Miałam już odpuścić sobie kolejne wyzwanie i zająć się pracą... ale jakoś nie dałam rady...
Wyzwanie w
Kreatywnym Kufrze - Baśnie: Roszpunka, nie przemówiło do mnie w pierwszej chwili. Uznałam, że skoro tak, to popracuję nad czym innym, śmiertelnie poważnym i ważnym życiowo, a biżuterią zajmę się... może za miesiąc. Ale potem powiedziałam sobie, że nie zaszkodzi jak tylko przeczytam tę baśń, no i przeczytałam... I już wiecie, że nie zajęłam się niczym bardzo poważnym :) Kiedy czytałam ostatnie zdania baśni, przypomniałam sobie o dwu kamykach, które kupiłam dawno temu i wiedziałam już, że zrobię kolczyki - Łzy Roszpunki.
... Straciłeś już Roszpunkę, nie
ujrzysz jej więcej!” Królewicz wychodził z siebie z bólu i skoczył w rozpaczy z
wieży. Uszedł z życiem, lecz ciernie w które wpadł, wykuły mu oczy. Błądził
ślepy po lesie, żywił się korzonkami i jagodami. Nie pozostało mu nic jak tylko
płacz nad utratą ukochanej kobiety. Wędrował parę lat w nędzy tu i tam, aż
wreszcie dotarł do pustelni, gdzie w żalu mieszkała Roszpunka z bliźniętami,
które powiła, a był to chłopczyk i dziewczynka. Usłyszał głos i wydał mu się
znajomy. Zbliżył się do niego, a gdy był już blisko, rozpoznała go Roszpunka,
rzuciła mu się na szyję i zapłakała. Dwie łzy spadły na jego oczy, które
zrobiły się przejrzyste i mógł odtąd widzieć jak przedtem. Poprowadził ją do
swego królestwa, gdzie przyjęto go z radością i żyli jeszcze długo w szczęściu
i radości.
(Tłumaczył Jacek Fijołek)
Chciałam spróbować czegoś nowego, jakiejś techniki w metalu (w ramach odpoczynku od owadów i tekstyliów ;). Kiedyś, raz, spróbowałam repusowania w miedzi i zrobiłam sobie w tym celu narzędzie: zeszlifowałam ostre krawędzie starego, płaskiego śrubokręta. Technika jest bardzo pracochłonna i niewdzięczna... jak się nie ma odpowiedniego warsztatu i narzędzi. Cóż, nie ma się co poddawać z tak błahego powodu ;). Teraz śrubokręt znów poszedł w ruch :).

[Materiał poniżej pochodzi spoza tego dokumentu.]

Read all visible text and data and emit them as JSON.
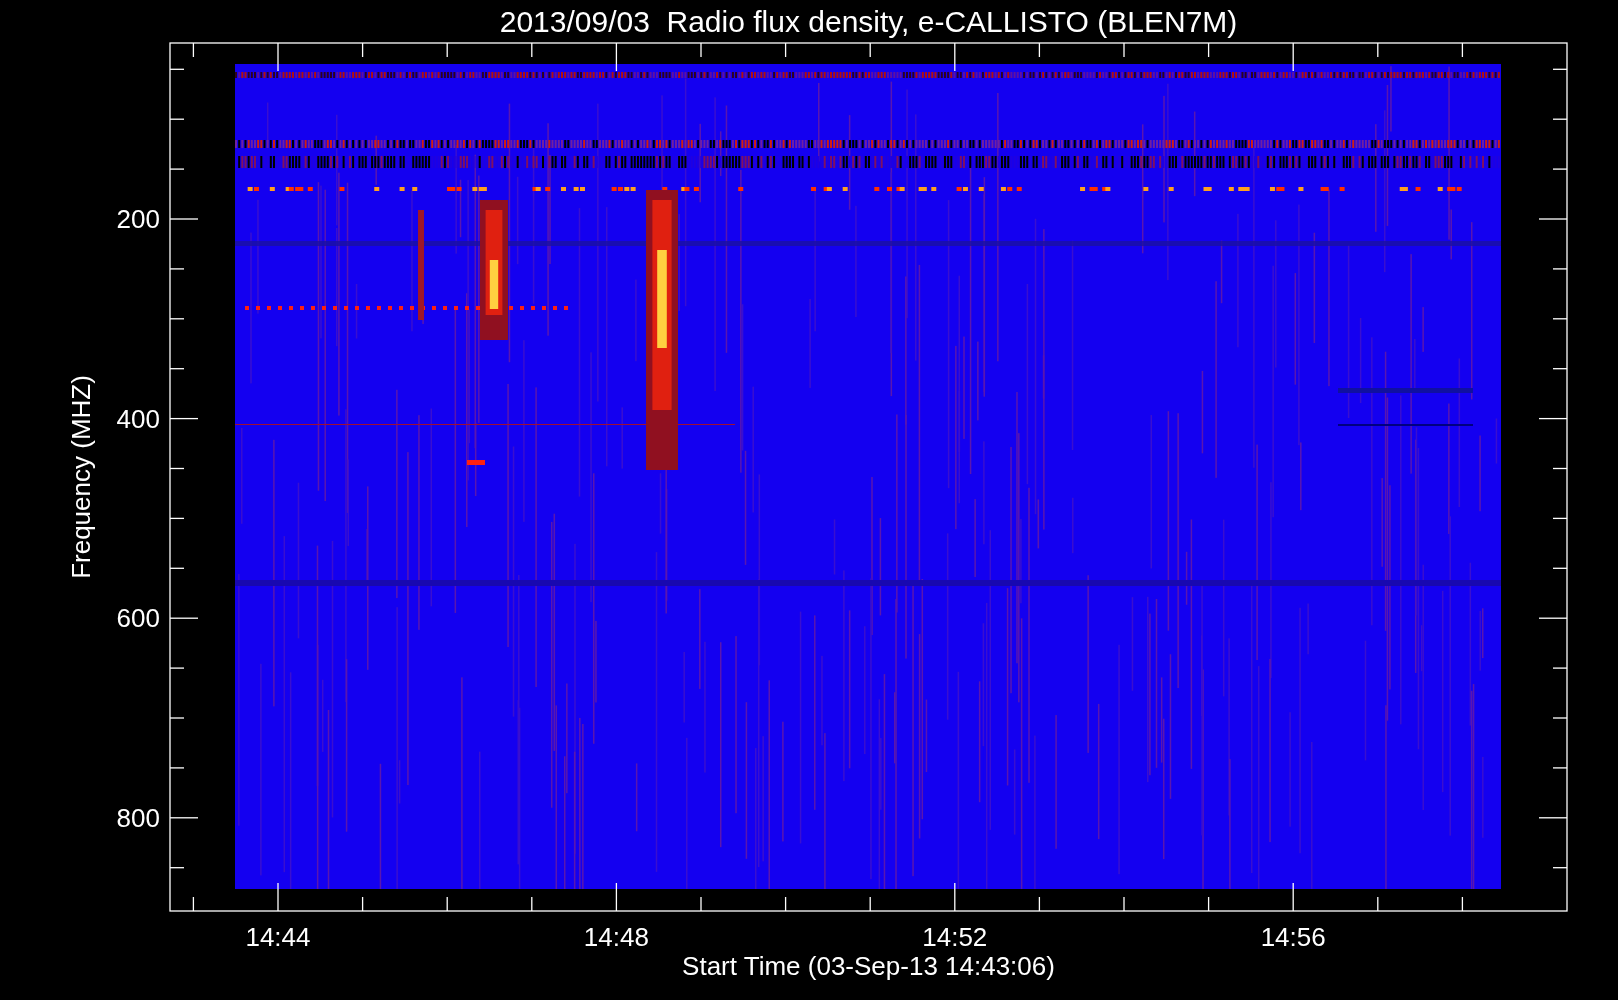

Kolczyki są wykonane z repusowanej ręcznie i oksydowanej miedzianej blachy, miedzianego drutu i odrobiny srebra. Tytułowe łzy, to fasetowane brioletki przejrzystego kwarcu ze złotym rutylem, przypominającym włosy Roszpunki. Główny motyw, to fragment murowanej wieży z oknem. Bigle są otwarte, zrobiłam je więc w kształcie rybek z długim ogonkiem, żeby ich nie zgubić. Już je nosiłam, są duże jak dla mnie, ale na szczęście nic się nie zaczepia :)
Wymiary z biglami to: 8,5 x 2 x 0,3 cm.